Wire up a mother and an infant to an electroencephalogram device and you can see, Brown says, their brains light up when they play together.

“What does play do for the brain? A lot,” Brown says in his TED Talk. “Nothing lights up the brain like play.”

That “lit up” brain link is key to the Thirty Million Words Initiative at the University of Chicago. The “Tune In” pece of Dr. Dana Suskind’s overall blueprint to boost the number of words young children hear encourages parents to tune in to what their children are playing with or focused on — and to build learning and vocabulary into that.

Pretend play and the creativity that goes with it are highlighted in Suskind’s book as a way to build a child’s vocabulary, enhance social skills, and build higher order thinking.

It’s hard to get those lessons if you don’t get to move around.

“Play is practical and it’s very important,” Brown says. “Rough and tumble play is a great learning medium for all of us. Preschool children should be allowed to dive, hit, whistle, jump, scream, be chaotic and develop through that emotional regulations, and social byproducts,  cognitive emotional and physical that come… of that.”

Children learn best by doing. Everyone does.

Good kindergarten teachers work movement into their classrooms wherever they can.
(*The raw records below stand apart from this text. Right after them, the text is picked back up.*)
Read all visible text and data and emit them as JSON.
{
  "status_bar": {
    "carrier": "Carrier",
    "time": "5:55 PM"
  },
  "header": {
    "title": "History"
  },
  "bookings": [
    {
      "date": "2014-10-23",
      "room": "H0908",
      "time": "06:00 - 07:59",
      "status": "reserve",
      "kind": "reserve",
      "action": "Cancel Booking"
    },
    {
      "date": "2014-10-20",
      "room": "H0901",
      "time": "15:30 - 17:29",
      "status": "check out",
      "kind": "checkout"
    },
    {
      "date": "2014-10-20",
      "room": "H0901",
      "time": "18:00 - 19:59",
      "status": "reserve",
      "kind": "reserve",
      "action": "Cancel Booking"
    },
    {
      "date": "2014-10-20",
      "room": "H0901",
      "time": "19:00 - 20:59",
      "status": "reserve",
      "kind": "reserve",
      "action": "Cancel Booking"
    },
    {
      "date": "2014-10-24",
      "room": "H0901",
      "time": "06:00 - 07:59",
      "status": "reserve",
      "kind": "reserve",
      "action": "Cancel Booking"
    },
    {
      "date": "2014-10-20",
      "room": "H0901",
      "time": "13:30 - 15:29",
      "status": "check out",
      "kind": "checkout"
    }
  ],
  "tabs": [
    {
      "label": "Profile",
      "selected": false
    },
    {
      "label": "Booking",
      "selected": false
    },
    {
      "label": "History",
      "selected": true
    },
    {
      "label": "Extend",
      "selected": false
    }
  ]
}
They sing songs, keep centers for play and make time when they can for their young charges to “get the wiggles out.”

They need the support and encouragement to do that — and more.

We, the adults in the education continuum, need to remember that as we think about what it would take to make Pensacola a community that weaves early learning into its civic soul.

All work and no play does more than make Jack a dull boy. It makes Jack’s brain dull.